Nur den Kräften folgen
Schlippenbach, Schubert und Blume im Kunstmuseum
TEXT: Heinrich Brinkmöller-Becker | FOTO: Heinrich Brinkmöller-Becker
Musik im kontextuellen Rahmen von bildender Kunst zu präsentieren, ist ein bekannter Ansatz des Kunstmuseums Bochum. Hier wird gerade eine Ausstellung des Bildhauers Ingo Ronkholz mit seinen Zeichnungen gezeigt. Dessen Leitsatz passt sehr gut zu dem gut besuchten Konzert am letzten Samstag: „Nichts darstellen. Nichts abbilden. Nur den Kräften folgen, die das Innere mit dem Äußeren verbinden.“ Und genau dies geschieht unter dem Titel „Inner & Outer Spaces“ beim Trio mit der – nun ja: - Legende und dem Doyen der Improvisierten Musik und des Free Jazz: dem Pianisten Alexander von Schlippenbach. Der Begriff „Begleitung“ ist bei dem Trio eher unpassend: Frank Paul Schubert am Alt- und Sopran-Saxophon und der Spiritus Rector der Reihe ‚Klangbilder’, Martin Blume am Schlagzeug, agieren als gleichberechtigte Partner. Im Konzert sind alle Trio-Mitglieder auf Ohrenhöhe Ideen- und Impulsgeber, ja, ihr Zusammenspiel steht geradezu exemplarisch für einen subtilen Trialog, für ein gelingendes Zuhören und Aufgreifen von musikalischen Elementen, die zu einem kohärenten Spontanopus verwoben werden.

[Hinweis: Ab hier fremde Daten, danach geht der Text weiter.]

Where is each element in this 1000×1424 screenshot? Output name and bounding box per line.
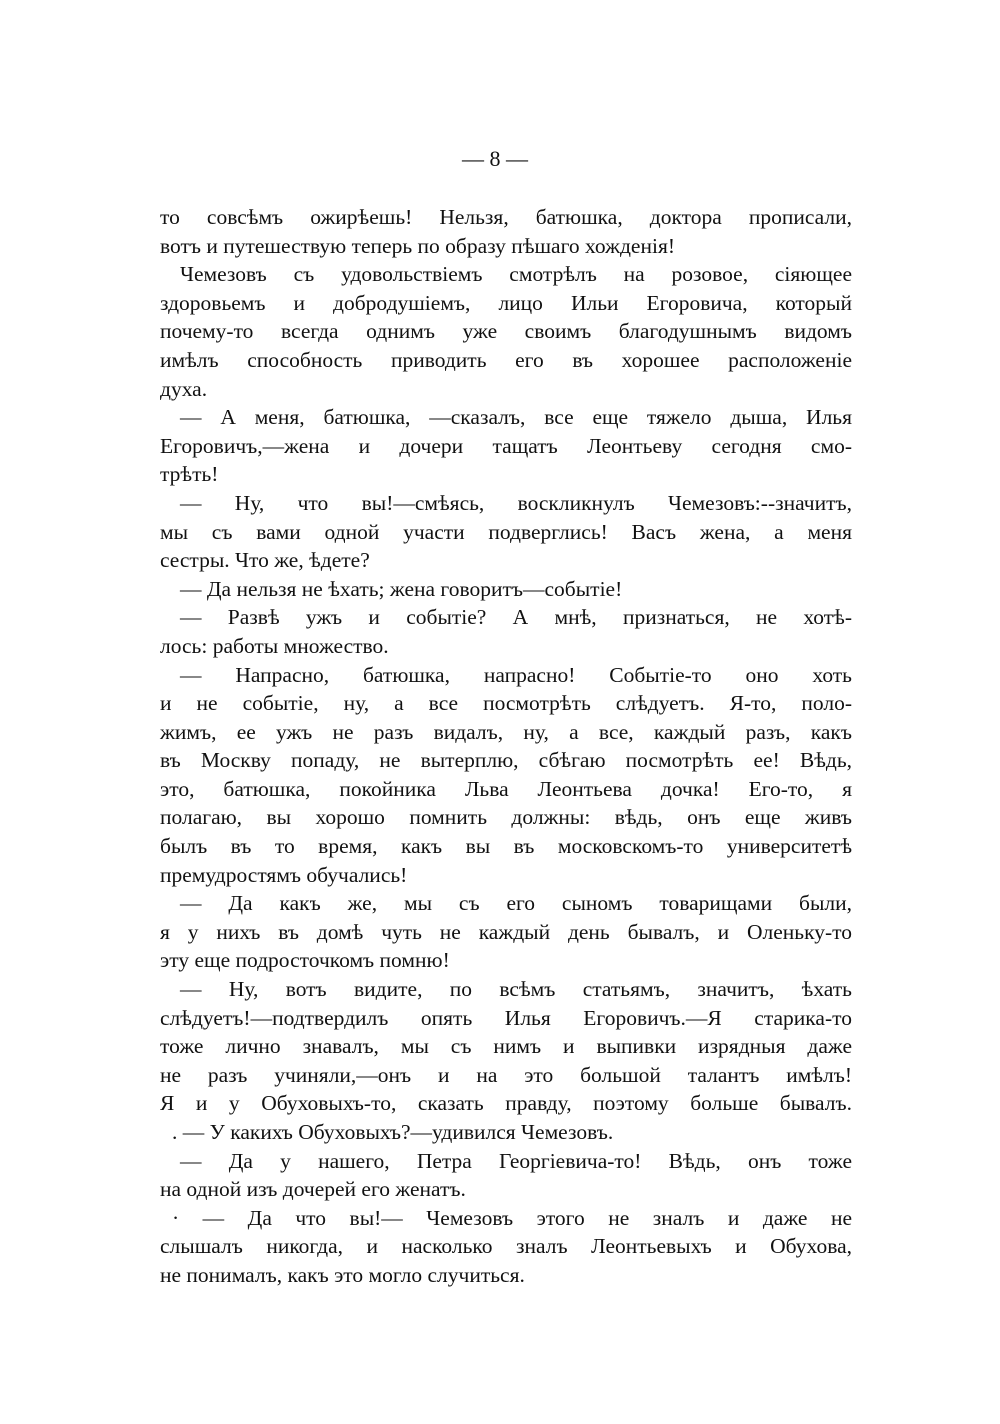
text-line: премудростямъ обучались! [160,862,408,887]
text-line: слѣдуетъ!—подтвердилъ опять Илья Егоровичъ.—Я старика-то [160,1005,852,1030]
text-line: Егоровичъ,—жена и дочери тащатъ Леонтьеву сегодня смо- [160,433,852,458]
text-line: это, батюшка, покойника Льва Леонтьева дочка! Его-то, я [160,776,852,801]
text-line: — Да какъ же, мы съ его сыномъ товарищами были, [180,891,852,916]
body-text [160,203,852,1290]
text-line: я у нихъ въ домѣ чуть не каждый день бывалъ, и Оленьку-то [160,919,852,944]
text-line: — Напрасно, батюшка, напрасно! Событіе-то оно хоть [180,662,852,687]
text-line: Я и у Обуховыхъ-то, сказать правду, поэтому больше бывалъ. [160,1091,852,1116]
text-line: . — У какихъ Обуховыхъ?—удивился Чемезовъ. [172,1120,614,1144]
text-line: не разъ учиняли,—онъ и на это большой талантъ имѣлъ! [160,1062,852,1087]
text-line: эту еще подросточкомъ помню! [160,948,450,973]
text-line: жимъ, ее ужъ не разъ видалъ, ну, а все, каждый разъ, какъ [160,719,852,744]
text-line: здоровьемъ и добродушіемъ, лицо Ильи Егоровича, который [160,290,852,315]
text-line: Чемезовъ съ удовольствіемъ смотрѣлъ на розовое, сіяющее [180,262,852,287]
text-line: — Ну, что вы!—смѣясь, воскликнулъ Чемезовъ:--значитъ, [180,490,852,515]
text-line: вотъ и путешествую теперь по образу пѣшаго хожденія! [160,233,676,258]
text-line: — Да у нашего, Петра Георгіевича-то! Вѣдь, онъ тоже [180,1148,852,1173]
text-line: трѣть! [160,462,219,487]
text-line: тоже лично знавалъ, мы съ нимъ и выпивки изрядныя даже [160,1034,852,1059]
text-line: — Ну, вотъ видите, по всѣмъ статьямъ, значитъ, ѣхать [180,977,852,1002]
text-line: слышалъ никогда, и насколько зналъ Леонтьевыхъ и Обухова, [160,1234,852,1259]
text-line: на одной изъ дочерей его женатъ. [160,1177,466,1202]
text-line: то совсѣмъ ожирѣешь! Нельзя, батюшка, доктора прописали, [160,205,852,229]
text-line: · — Да что вы!— Чемезовъ этого не зналъ и даже не [172,1205,852,1230]
text-line: и не событіе, ну, а все посмотрѣть слѣдуетъ. Я-то, поло- [160,691,852,716]
text-line: — Да нельзя не ѣхать; жена говоритъ—событіе! [180,576,623,601]
text-line: въ Москву попаду, не вытерплю, сбѣгаю посмотрѣть ее! Вѣдь, [160,748,852,773]
text-line: полагаю, вы хорошо помнить должны: вѣдь, онъ еще живъ [160,805,852,830]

Bei Schlippenbach verwundert es nicht, dass in dem Konzert mit zwei längeren Sets Motive aus dem Monk’schen Oeuvre auftauchen, hat er sich doch mit der Einspielung von Monk’s Casino dem Jazz-Genie – und sich selbst – ein Denkmal gesetzt, indem er ihm durch Weiterentwicklung und gewisser Dekonstruktion treu blieb. Am Abend in Bochum gehen diese Elemente ein in einen Fluss, der sich Stromschnellen gleich an Monk’schen Motiven etwa von Work, Epistrophy, Light Blue oder Skippy aufhält, diese im furiosen Zusammenspiel verquirlt, um sie in ruhigerem Fahrwasser im wahrsten Sinne ausklingen zu lassen, bevor er zu neuen Ufern weiterfließt. Frank Paul Schubert hat deutlich hörbar öfter mit Schlippenbach zusammen gespielt, er erkennt in dem musikalischen Kontinuum sofort die mäandernden An-Klänge des Pianisten und weiß auf diese mit seiner Stimme zu reagieren. Dies gilt auch für Martin Blume mit seinem filigranen Perkussionsstil. Etwas verwundert reiben Publikum und Drummer sich die Ohren, wenn das dynamische freie Spiel etwa bei Epistrophy nicht zuletzt durch das Beharren des Saxophonisten zu einer metrisch geschlossenen Form findet. In einem längeren Solo demonstriert Schlippenbach seine polyrhythmisch vertrackte pianistische Kunst, die in ihrer kantig-spröden Schroffheit auch an Monk erinnert. Frank Paul Schubert erweist sich an beiden Saxophonen als überaus technisch versiert: Multiphonics, Growling, Flatterzunge, Überblasen – all das setzt er behutsam und funktional ein, ohne dass dies Selbstzweck oder ein bloßes Zur-Schau-Stellen seiner instrumentellen Fähigkeiten bedeutete. Seine sichere Intonation zeigt, dass er auch am klassischen Saxophon ausgebildet ist.
„Inner & Outer Spaces“ beschert dem Bochumer Publikum einen gelungenen Abend mit zeitgenössischer improvisierter Musik: mit bewundernder Reverenz gegenüber dem Erbe, hier der Monk-Linie, mit technisch brillanter Umsetzung, mit einfühlsamem Interplay, das sich dem Degenerieren des Ursprungsmaterial zum abgenudelten Standard widersetzt und die historischen Wurzeln in eine energetisch dichte eigene Sprache überträgt, die „nur den Kräften folgt“. Wunderbar!